I suppose one problem you might have is sitting through the show trying to make it fit the concept, always a bad gig. But it’s all done with terrific enrgy and panache, from the moment Sheen grabs his dead father’s cloak and speaks his words — reminiscent of Jonathan Pryce literally vomiting forth his father’s voice — to the surprise emergence of Osric from Ophelia’s grave and the arrival of a black masked Fortinbras who turns out to be…you guessed it.     

Horatio and Laertes don’t come off too well, the first played insipidly by Hayley Carmichael, the second too bluffly by Benedict Wong. But there was the same sort of problem in Rory Kinnear’s Hamlet at the National. And the bedroom confrontation between Hamlet and Gertrude never works when the two of them are shouting at each other in a room without a bed in it. It’s not a sexy production.

Is Sheen a great Hamlet? Almost. He’s certainly urgent and charismatic, very fast and witty. But you never know whether he’s really mad or feigning it. And he’s really too old for a young man, even if he’s meant to be an eternal student. Or is this an extreme case of arrested development?
 
I liked the idea of the Players, just a ragged threesome, turning up like a remnant of cultural care in the community, Pip Donaghy’s old actor wheezing away almost to the point of extinction. But that’s symptomatic of a show that keeps throwing out ideas which you then have to sit back and consider. But it’s never remotely boring.
 
And the horse-shoe, wrap-around configuration of the Young Vic is ideal for Shakespeare, where the asides and soliloquies don’t have to be marked off in any way differently from the dialogue. Sheen does the soliloquies brilliantly.

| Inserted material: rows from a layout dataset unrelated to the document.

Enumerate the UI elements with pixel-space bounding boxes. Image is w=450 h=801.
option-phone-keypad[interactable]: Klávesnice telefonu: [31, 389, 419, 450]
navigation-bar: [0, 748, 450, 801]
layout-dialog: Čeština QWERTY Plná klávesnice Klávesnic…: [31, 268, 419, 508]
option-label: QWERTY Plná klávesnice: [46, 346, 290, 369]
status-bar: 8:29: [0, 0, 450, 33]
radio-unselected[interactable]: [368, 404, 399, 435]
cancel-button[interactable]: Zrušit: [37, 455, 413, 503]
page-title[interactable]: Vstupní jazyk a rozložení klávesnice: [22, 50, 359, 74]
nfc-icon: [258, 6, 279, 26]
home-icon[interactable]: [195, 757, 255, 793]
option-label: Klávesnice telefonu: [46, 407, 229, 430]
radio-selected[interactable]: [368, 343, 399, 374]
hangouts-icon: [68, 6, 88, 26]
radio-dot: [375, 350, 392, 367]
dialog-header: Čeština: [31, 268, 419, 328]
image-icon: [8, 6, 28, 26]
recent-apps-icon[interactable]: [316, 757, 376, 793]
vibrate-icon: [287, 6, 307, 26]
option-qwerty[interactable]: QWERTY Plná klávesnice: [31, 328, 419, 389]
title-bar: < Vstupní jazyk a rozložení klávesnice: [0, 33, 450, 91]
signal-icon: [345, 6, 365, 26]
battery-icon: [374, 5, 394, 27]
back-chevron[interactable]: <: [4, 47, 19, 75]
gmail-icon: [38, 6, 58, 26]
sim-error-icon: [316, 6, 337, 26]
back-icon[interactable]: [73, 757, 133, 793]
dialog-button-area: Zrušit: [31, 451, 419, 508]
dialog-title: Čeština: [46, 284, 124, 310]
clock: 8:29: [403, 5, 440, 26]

Several critics went to the last preview, which was scuppered by a technical hitch when the coffin got stuck, or the lighting failed, or something…the reports are conflicting. So they all had a nice extra forty-five minute interval to add to the usual fifteen minute one. As the show runs for three hours, twenty minutes, that meant carriages at 11.30pm.

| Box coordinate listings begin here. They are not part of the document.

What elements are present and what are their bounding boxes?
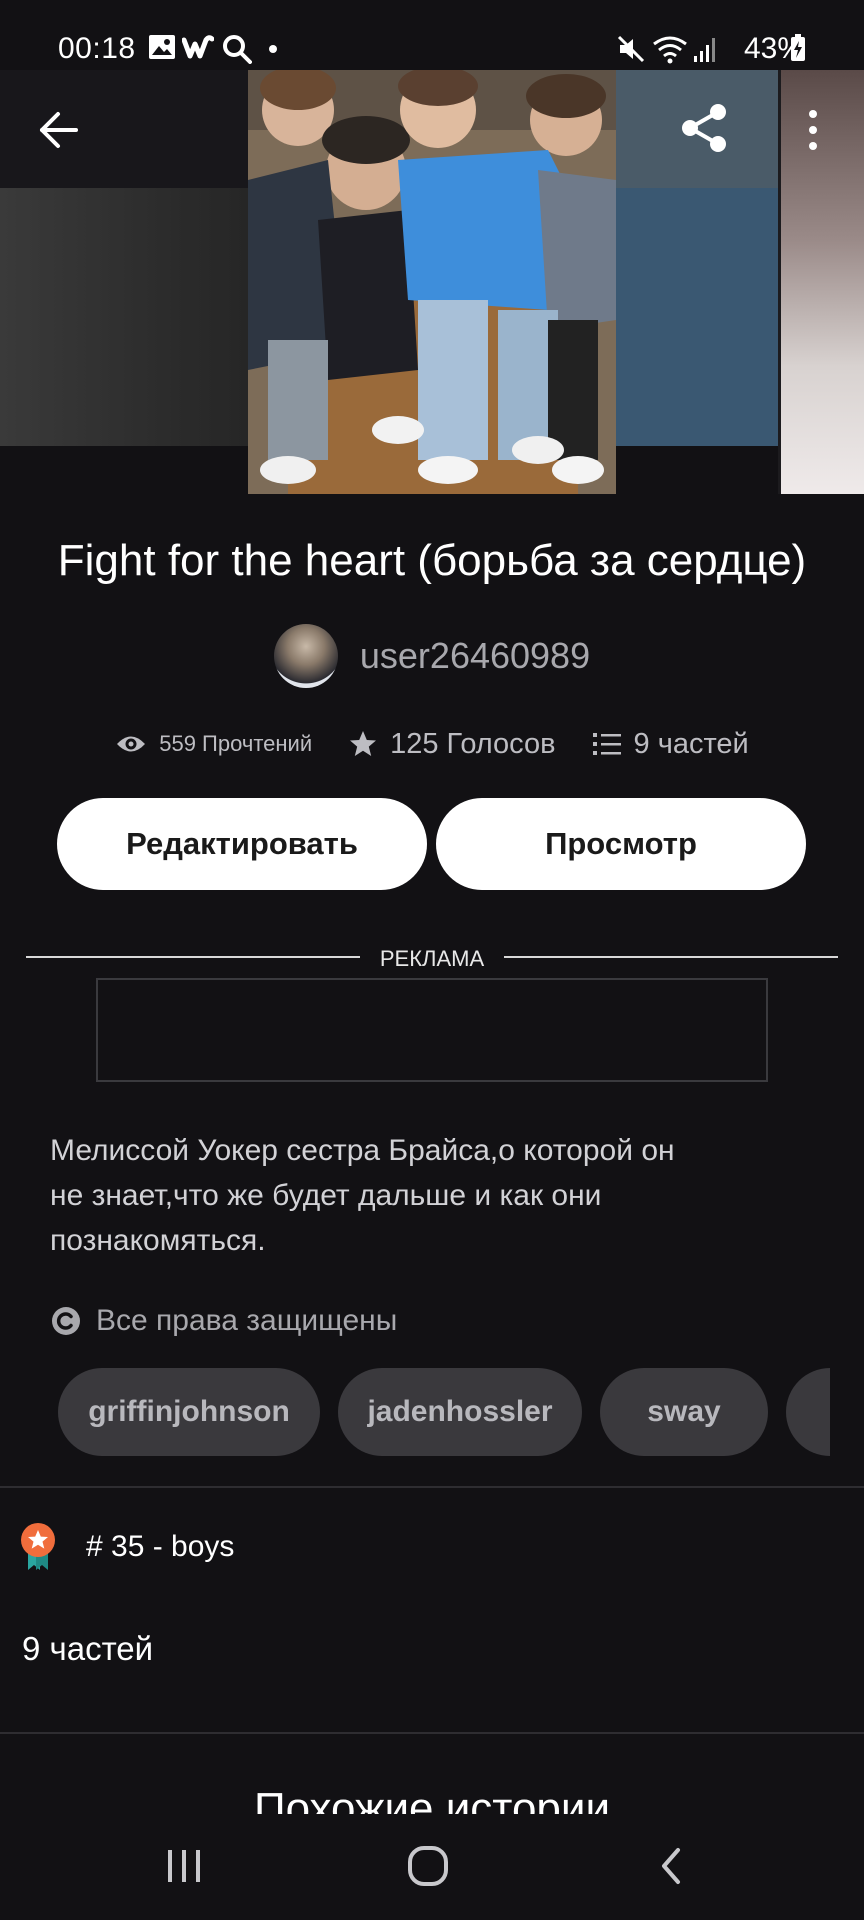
cover-illustration (248, 70, 616, 494)
votes-stat: 125 Голосов (348, 727, 556, 761)
search-icon (223, 35, 252, 64)
back-icon[interactable] (656, 1842, 686, 1890)
tag-chip[interactable] (786, 1368, 830, 1456)
battery-charging-icon (791, 34, 805, 61)
ad-banner[interactable] (96, 978, 768, 1082)
parts-stat: 9 частей (592, 728, 749, 761)
wattpad-icon (182, 35, 214, 59)
copyright-icon (52, 1307, 80, 1335)
story-description: Мелиссой Уокер сестра Брайса,о которой о… (50, 1134, 675, 1257)
author-link[interactable]: user26460989 (0, 624, 864, 688)
share-icon[interactable] (676, 100, 732, 156)
gallery-icon (149, 35, 175, 59)
cover-carousel[interactable] (0, 70, 864, 496)
home-icon[interactable] (406, 1842, 450, 1890)
ad-divider-left (26, 956, 360, 958)
dot-icon (269, 45, 277, 53)
parts-count: 9 частей (633, 727, 749, 760)
reads-stat: 559 Прочтений (115, 731, 312, 757)
copyright-row: Все права защищены (50, 1304, 397, 1338)
reads-count: 559 Прочтений (159, 731, 313, 756)
ranking-row[interactable]: # 35 - boys (18, 1520, 234, 1574)
more-vertical-icon[interactable] (798, 104, 828, 156)
eye-icon (117, 736, 146, 752)
list-icon (592, 733, 621, 755)
story-title: Fight for the heart (борьба за сердце) (57, 536, 807, 585)
ad-label: РЕКЛАМА (379, 946, 485, 971)
signal-icon (694, 38, 715, 62)
system-navigation-bar (0, 1814, 864, 1920)
edit-button[interactable]: Редактировать (57, 798, 427, 890)
author-avatar[interactable] (273, 624, 338, 688)
tag-chip[interactable]: jadenhossler (338, 1368, 582, 1456)
ad-divider-right (504, 956, 838, 958)
similar-stories-title: Похожие истории (253, 1784, 611, 1814)
recent-apps-icon[interactable] (164, 1842, 204, 1890)
tag-chip[interactable]: griffinjohnson (58, 1368, 320, 1456)
section-divider (0, 1732, 864, 1734)
author-name[interactable]: user26460989 (360, 635, 590, 677)
section-divider (0, 1486, 864, 1488)
parts-heading[interactable]: 9 частей (22, 1630, 153, 1668)
preview-button[interactable]: Просмотр (436, 798, 806, 890)
similar-stories-section: Похожие истории (0, 1780, 864, 1814)
tag-list: griffinjohnson jadenhossler sway (58, 1368, 830, 1456)
cover-backdrop-right (614, 188, 778, 446)
status-bar: 00:18 43% (0, 0, 864, 70)
mute-icon (617, 35, 645, 63)
arrow-left-icon[interactable] (34, 104, 86, 156)
copyright-text: Все права защищены (96, 1304, 398, 1337)
story-stats: 559 Прочтений 125 Голосов 9 частей (0, 724, 864, 764)
wifi-icon (653, 36, 687, 64)
ranking-text[interactable]: # 35 - boys (86, 1530, 234, 1564)
ranking-badge-icon (21, 1523, 55, 1570)
tag-chip[interactable]: sway (600, 1368, 768, 1456)
votes-count: 125 Голосов (390, 727, 556, 760)
story-cover-image[interactable] (248, 70, 616, 494)
status-time: 00:18 (58, 32, 136, 65)
cover-backdrop-left (0, 188, 250, 446)
star-icon (350, 731, 377, 756)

Never mind, that’s what previews are for, to get the show right, not help critics meet their deadlines.

And last night’s first night audience was equal to the challenge. The model and actress Lily Cole, perched sweetly between director Rickson and Jerusalem author Jez Butterworth, had even spent the afternoon with the students on the street, protesting against tuition fees, bless. If anyone’s thinking of doing a Pre-Raphaelite Hamlet, she’d make a perfect Ophelia…she looks exactly like the floating corpse in John Everett Millais’ famous portrait.